People of ACM - Merrie Morris
August 12, 2021
What does your role as Director of the People + AI Research (PAIR) Team at Google involve?
The PAIR team conducts human-centered research and design to make people and AI partnerships productive, enjoyable, and fair. We are an interdisciplinary team of software engineers, UX designers, and HCI and ML research scientists conducting fundamental research on human-AI interaction. We are part of Google Research’s new Responsible AI and Human-Centered Technologies organization, and we are also affiliated with Google Brain.
Readers can learn more about PAIR by visiting our website and checking out resources such as research papers, blog posts, interactive “AI Explorables,” open source interpretability tools, the People + AI Guidebook, and a podcast about machine learning (ML).

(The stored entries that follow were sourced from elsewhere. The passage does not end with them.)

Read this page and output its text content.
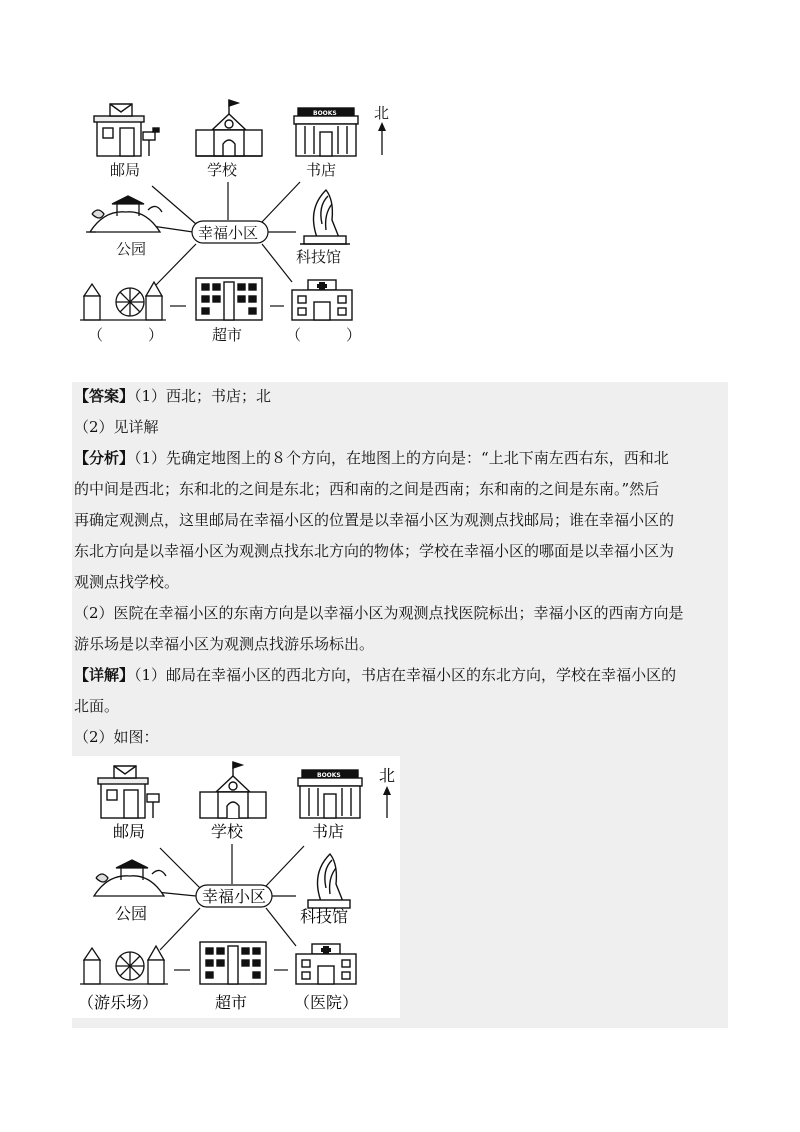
北
邮局	学校
BOOKS
书店
公园
幸福小区
科技馆
（　　　）	超市	（　　　）
【答案】（1）西北；书店；北
（2）见详解
【分析】（1）先确定地图上的８个方向，在地图上的方向是：“上北下南左西右东，西和北
的中间是西北；东和北的之间是东北；西和南的之间是西南；东和南的之间是东南。”然后
再确定观测点，这里邮局在幸福小区的位置是以幸福小区为观测点找邮局；谁在幸福小区的
东北方向是以幸福小区为观测点找东北方向的物体；学校在幸福小区的哪面是以幸福小区为
观测点找学校。
（2）医院在幸福小区的东南方向是以幸福小区为观测点找医院标出；幸福小区的西南方向是
游乐场是以幸福小区为观测点找游乐场标出。
【详解】（1）邮局在幸福小区的西北方向，书店在幸福小区的东北方向，学校在幸福小区的
北面。
（2）如图：
北
邮局	学校
BOOKS
书店
公园
幸福小区
科技馆
（游乐场）	超市	（医院）
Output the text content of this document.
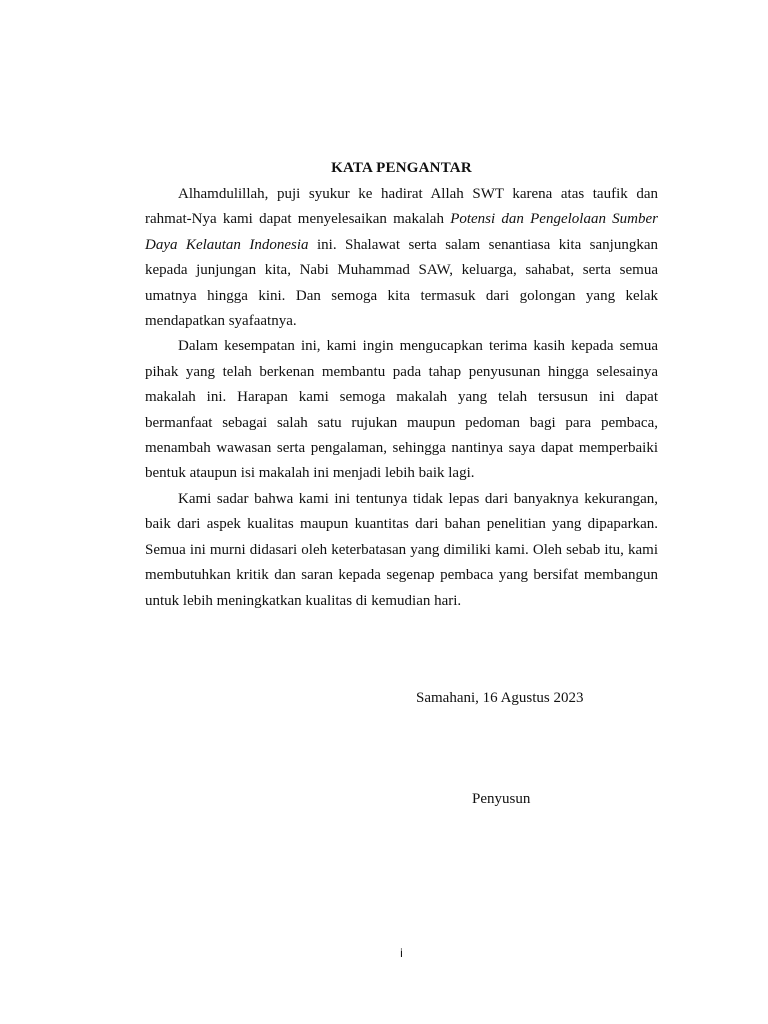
KATA PENGANTAR

Alhamdulillah, puji syukur ke hadirat Allah SWT karena atas taufik dan rahmat-Nya kami dapat menyelesaikan makalah Potensi dan Pengelolaan Sumber Daya Kelautan Indonesia ini. Shalawat serta salam senantiasa kita sanjungkan kepada junjungan kita, Nabi Muhammad SAW, keluarga, sahabat, serta semua umatnya hingga kini. Dan semoga kita termasuk dari golongan yang kelak mendapatkan syafaatnya.

Dalam kesempatan ini, kami ingin mengucapkan terima kasih kepada semua pihak yang telah berkenan membantu pada tahap penyusunan hingga selesainya makalah ini. Harapan kami semoga makalah yang telah tersusun ini dapat bermanfaat sebagai salah satu rujukan maupun pedoman bagi para pembaca, menambah wawasan serta pengalaman, sehingga nantinya saya dapat memperbaiki bentuk ataupun isi makalah ini menjadi lebih baik lagi.

Kami sadar bahwa kami ini tentunya tidak lepas dari banyaknya kekurangan, baik dari aspek kualitas maupun kuantitas dari bahan penelitian yang dipaparkan. Semua ini murni didasari oleh keterbatasan yang dimiliki kami. Oleh sebab itu, kami membutuhkan kritik dan saran kepada segenap pembaca yang bersifat membangun untuk lebih meningkatkan kualitas di kemudian hari.

Samahani, 16 Agustus 2023
Penyusun
i
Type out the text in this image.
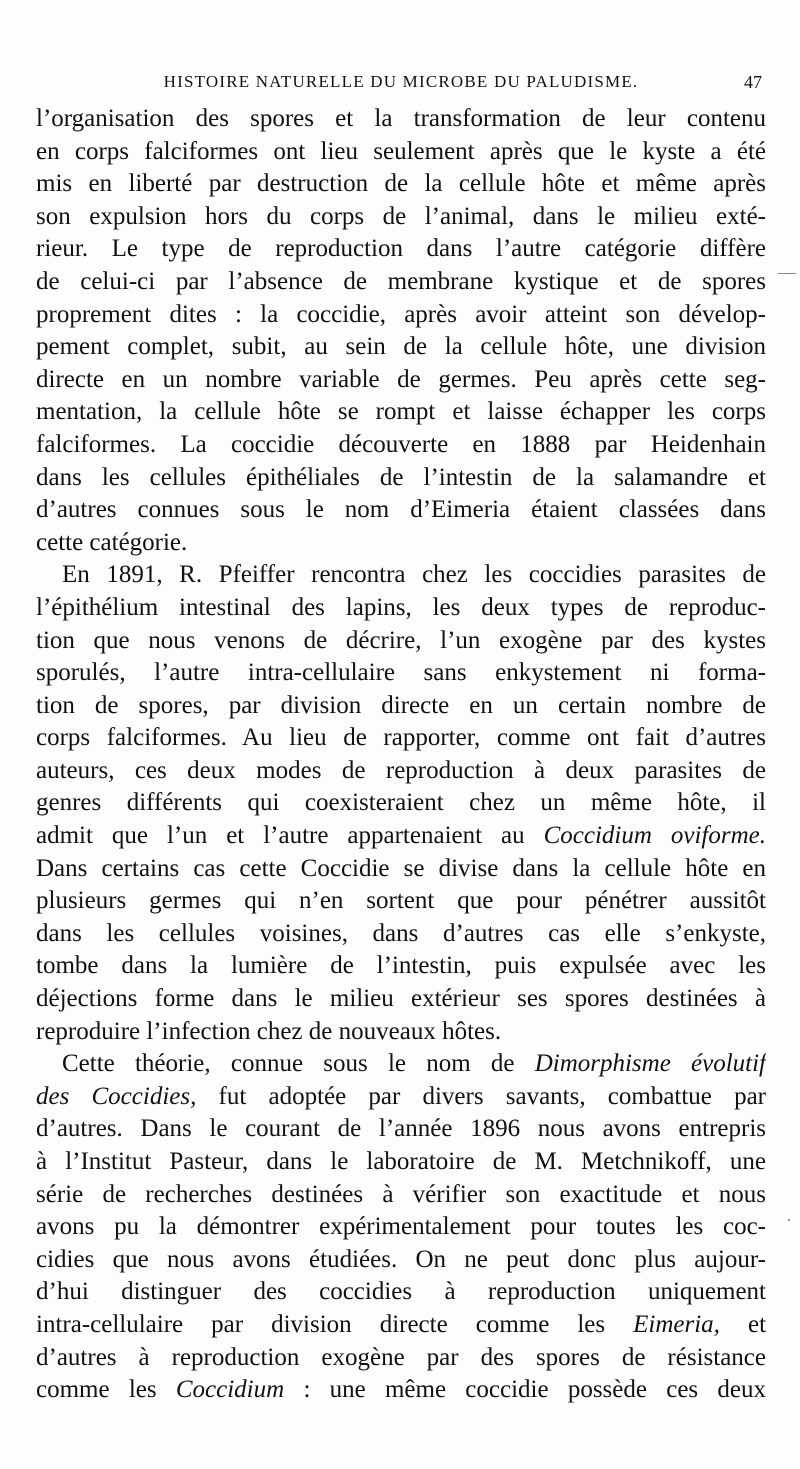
HISTOIRE NATURELLE DU MICROBE DU PALUDISME.	47
—
·
l’organisation des spores et la transformation de leur contenu
en corps falciformes ont lieu seulement après que le kyste a été
mis en liberté par destruction de la cellule hôte et même après
son expulsion hors du corps de l’animal, dans le milieu exté-
rieur. Le type de reproduction dans l’autre catégorie diffère
de celui-ci par l’absence de membrane kystique et de spores
proprement dites : la coccidie, après avoir atteint son dévelop-
pement complet, subit, au sein de la cellule hôte, une division
directe en un nombre variable de germes. Peu après cette seg-
mentation, la cellule hôte se rompt et laisse échapper les corps
falciformes. La coccidie découverte en 1888 par Heidenhain
dans les cellules épithéliales de l’intestin de la salamandre et
d’autres connues sous le nom d’Eimeria étaient classées dans
cette catégorie.
En 1891, R. Pfeiffer rencontra chez les coccidies parasites de
l’épithélium intestinal des lapins, les deux types de reproduc-
tion que nous venons de décrire, l’un exogène par des kystes
sporulés, l’autre intra-cellulaire sans enkystement ni forma-
tion de spores, par division directe en un certain nombre de
corps falciformes. Au lieu de rapporter, comme ont fait d’autres
auteurs, ces deux modes de reproduction à deux parasites de
genres différents qui coexisteraient chez un même hôte, il
admit que l’un et l’autre appartenaient au Coccidium oviforme.
Dans certains cas cette Coccidie se divise dans la cellule hôte en
plusieurs germes qui n’en sortent que pour pénétrer aussitôt
dans les cellules voisines, dans d’autres cas elle s’enkyste,
tombe dans la lumière de l’intestin, puis expulsée avec les
déjections forme dans le milieu extérieur ses spores destinées à
reproduire l’infection chez de nouveaux hôtes.
Cette théorie, connue sous le nom de Dimorphisme évolutif
des Coccidies, fut adoptée par divers savants, combattue par
d’autres. Dans le courant de l’année 1896 nous avons entrepris
à l’Institut Pasteur, dans le laboratoire de M. Metchnikoff, une
série de recherches destinées à vérifier son exactitude et nous
avons pu la démontrer expérimentalement pour toutes les coc-
cidies que nous avons étudiées. On ne peut donc plus aujour-
d’hui distinguer des coccidies à reproduction uniquement
intra-cellulaire par division directe comme les Eimeria, et
d’autres à reproduction exogène par des spores de résistance
comme les Coccidium : une même coccidie possède ces deux
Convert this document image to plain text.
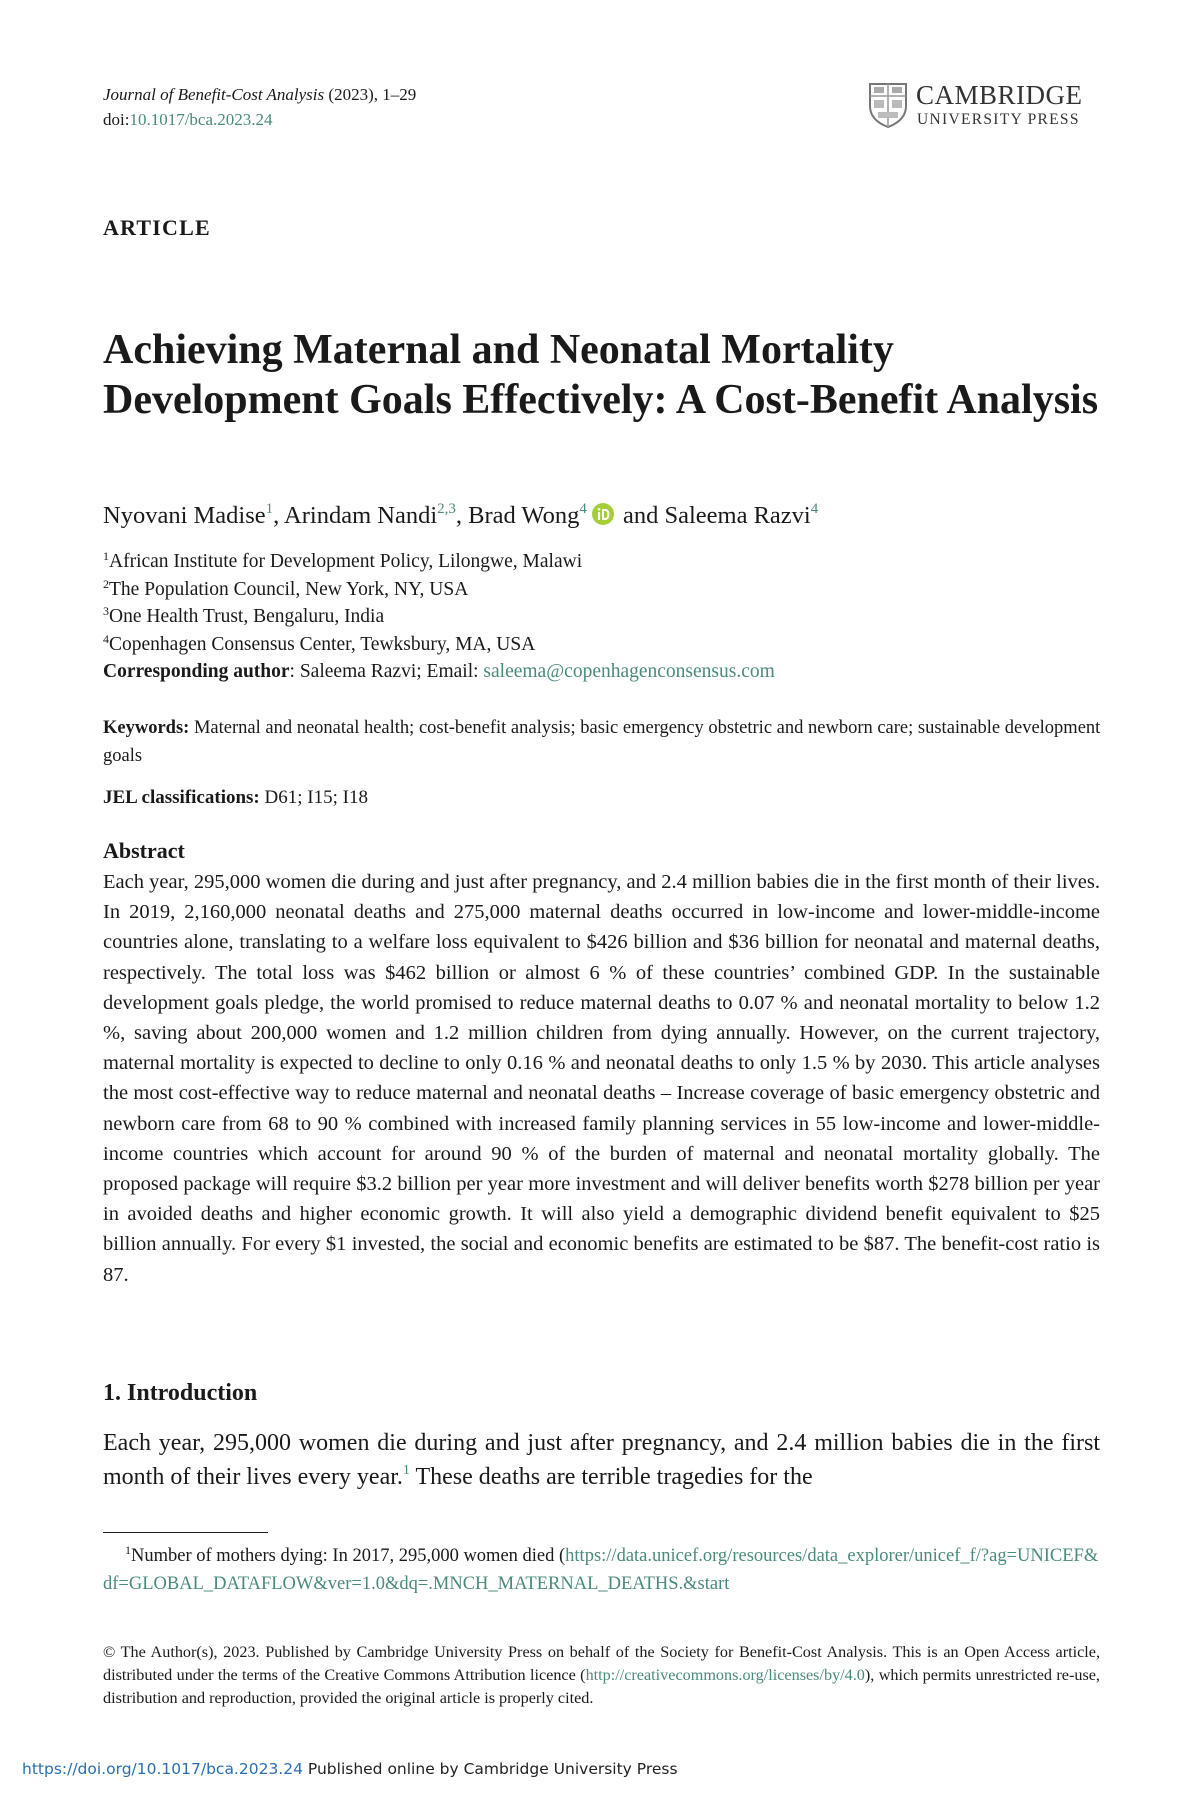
Journal of Benefit-Cost Analysis (2023), 1–29
doi:10.1017/bca.2023.24
CAMBRIDGE
UNIVERSITY PRESS
ARTICLE
Achieving Maternal and Neonatal Mortality Development Goals Effectively: A Cost-Benefit Analysis
Nyovani Madise$^1$, Arindam Nandi$^{2,3}$, Brad Wong$^4$ and Saleema Razvi$^4$
$^1$African Institute for Development Policy, Lilongwe, Malawi
$^2$The Population Council, New York, NY, USA
$^3$One Health Trust, Bengaluru, India
$^4$Copenhagen Consensus Center, Tewksbury, MA, USA
Corresponding author: Saleema Razvi; Email: saleema@copenhagenconsensus.com
Keywords: Maternal and neonatal health; cost-benefit analysis; basic emergency obstetric and newborn care; sustainable development goals
JEL classifications: D61; I15; I18
Abstract

Each year, 295,000 women die during and just after pregnancy, and 2.4 million babies die in the first month of their lives. In 2019, 2,160,000 neonatal deaths and 275,000 maternal deaths occurred in low-income and lower-middle-income countries alone, translating to a welfare loss equivalent to $426 billion and $36 billion for neonatal and maternal deaths, respectively. The total loss was $462 billion or almost 6 % of these countries’ combined GDP. In the sustainable development goals pledge, the world promised to reduce maternal deaths to 0.07 % and neonatal mortality to below 1.2 %, saving about 200,000 women and 1.2 million children from dying annually. However, on the current trajectory, maternal mortality is expected to decline to only 0.16 % and neonatal deaths to only 1.5 % by 2030. This article analyses the most cost-effective way to reduce maternal and neonatal deaths – Increase coverage of basic emergency obstetric and newborn care from 68 to 90 % combined with increased family planning services in 55 low-income and lower-middle-income countries which account for around 90 % of the burden of maternal and neonatal mortality globally. The proposed package will require $3.2 billion per year more investment and will deliver benefits worth $278 billion per year in avoided deaths and higher economic growth. It will also yield a demographic dividend benefit equivalent to $25 billion annually. For every $1 invested, the social and economic benefits are estimated to be $87. The benefit-cost ratio is 87.

1. Introduction

Each year, 295,000 women die during and just after pregnancy, and 2.4 million babies die in the first month of their lives every year.$^1$ These deaths are terrible tragedies for the

$^1$Number of mothers dying: In 2017, 295,000 women died (https://data.unicef.org/resources/data_explorer/unicef_f/?ag=UNICEF&df=GLOBAL_DATAFLOW&ver=1.0&dq=.MNCH_MATERNAL_DEATHS.&start
© The Author(s), 2023. Published by Cambridge University Press on behalf of the Society for Benefit-Cost Analysis. This is an Open Access article, distributed under the terms of the Creative Commons Attribution licence (http://creativecommons.org/licenses/by/4.0), which permits unrestricted re-use, distribution and reproduction, provided the original article is properly cited.
https://doi.org/10.1017/bca.2023.24 Published online by Cambridge University Press
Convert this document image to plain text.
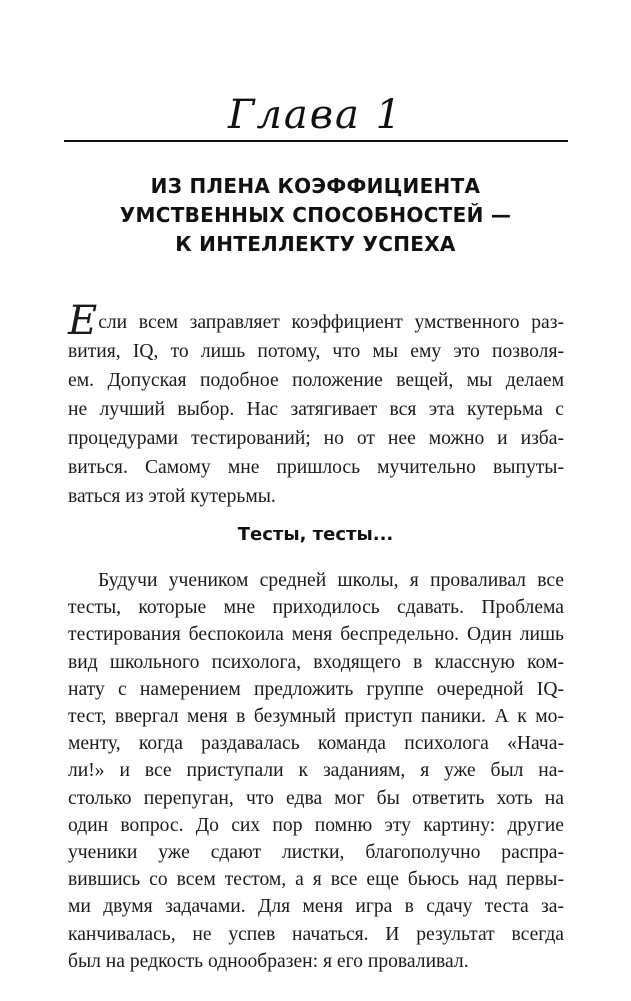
Глава 1
ИЗ ПЛЕНА КОЭФФИЦИЕНТА
УМСТВЕННЫХ СПОСОБНОСТЕЙ —
К ИНТЕЛЛЕКТУ УСПЕХА
Если всем заправляет коэффициент умственного раз-
вития, IQ, то лишь потому, что мы ему это позволя-
ем. Допуская подобное положение вещей, мы делаем
не лучший выбор. Нас затягивает вся эта кутерьма с
процедурами тестирований; но от нее можно и избa-
виться. Самому мне пришлось мучительно выпуты-
ваться из этой кутерьмы.
Тесты, тесты...
Будучи учеником средней школы, я проваливал все
тесты, которые мне приходилось сдавать. Проблема
тестирования беспокоила меня беспредельно. Один лишь
вид школьного психолога, входящего в классную ком-
нату с намерением предложить группе очередной IQ-
тест, ввергал меня в безумный приступ паники. А к мо-
менту, когда раздавалась команда психолога «Нача-
ли!» и все приступали к заданиям, я уже был на-
столько перепуган, что едва мог бы ответить хоть на
один вопрос. До сих пор помню эту картину: другие
ученики уже сдают листки, благополучно распра-
вившись со всем тестом, а я все еще бьюсь над первы-
ми двумя задачами. Для меня игра в сдачу теста за-
канчивалась, не успев начаться. И результат всегда
был на редкость однообразен: я его проваливал.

How did you initially become interested in collaborative web search? Where do you see this field heading in the next five to 10 years?
When we graduated from Stanford University in 2006, my husband and I were moving from California to Seattle to join Microsoft Research. We had to transition from student life to “adulting” and needed to conduct extensive web searches to help find and furnish a home, purchase a car, and research local dog breeders. I realized that the process was highly inefficient; the two of us were performing many redundant searches, unaware of what the other had already discovered, and our email was becoming cluttered with links we sent back and forth. That experience inspired me to develop collaborative search tools as my first major project at Microsoft.
Will you define the term “human-centered AI?” How is the field progressing in reaching the goal of making AI systems human-centered?
“Human-centered AI” is a term I have seen used in different ways by various organizations. To me, the term signifies the importance of considering the socio-technical context in which systems are deployed. A human-centered approach considers issues such as the values of end users and the ways in which AI can support, complement, and/or augment human skills (rather than replace them).
You also have done significant work in the area of technology and accessibility, including founding the Ability team at Microsoft Research. What’s an example of an emerging AI technology that you think will have far-reaching impact on enhancing and expanding accessibility?
It’s difficult to choose only a single AI technology in response to this question, since I believe that responsibly-developed AI has the power to be transformative with respect to many accessibility challenges. One particularly exciting development is recent advances in vision-to-language technologies, which can scale the accessibility of digital images to screen reader users by providing automated “alt text” in cases where the content author has failed to provide this metadata (which is unfortunately a common occurrence; for instance, in a 2019 paper at The Web Conference, colleagues from Carnegie Mellon University and I reported that fewer than 0.1% of images on Twitter contained alt text descriptions). The Ability team’s work on this topic is available here.
You have been very involved in efforts relating to increasing diversity in computing; what types of programs do you think are important to growing the pipeline of diverse computer scientists?
I have attended many programs related to diversity in computing over the past couple decades. There are many great programs out there, but I have been most impressed by the Computer Research Association's Committee on Widening Participation (CRA-WP)’s Grad Cohort workshops. The annual Grad Cohort Workshop for Women and the Grad Cohort Workshop for Inclusion, Diversity, Equity, Accessibility, and Leadership Skills (IDEALS) focus on professional development, mentorship, and networking for graduate students in computing in North America from historically underrepresented groups. These are amazing events. (I wish they had existed when I was a student!) If you have the opportunity to become involved in these workshops—by nominating a student to attend, by volunteering as a speaker or mentor, or by providing financial sponsorship—don’t pass it up!
Meredith “Merrie” Ringel Morris is the Director and Principal Scientist at the People + AI Research Team at Google Research. She is also an Affiliate Professor at the University of Washington. Previously she was the Research Area Manager for Interaction, Accessibility and Mixed Reality at Microsoft Research. Morris has received 22 US patents and has authored more than 100 publications on topics including collaborative technologies, gesture interfaces, social media, accessible technologies and human-centered AI.
Morris was named an ACM Fellow for contributions to human-computer interaction, information retrieval, computer-supported cooperative work, and accessibility. She has been recognized as one of Technology Review’s “35 under 35” for her work on collaborative web search. Morris was also elected to the ACM Special Interest Group on Computer-Human Interaction (SIGCHI) CHI Academy in 2020 and has received three Lasting Impact Awards as well as several Best Paper Awards from SIGCHI conferences.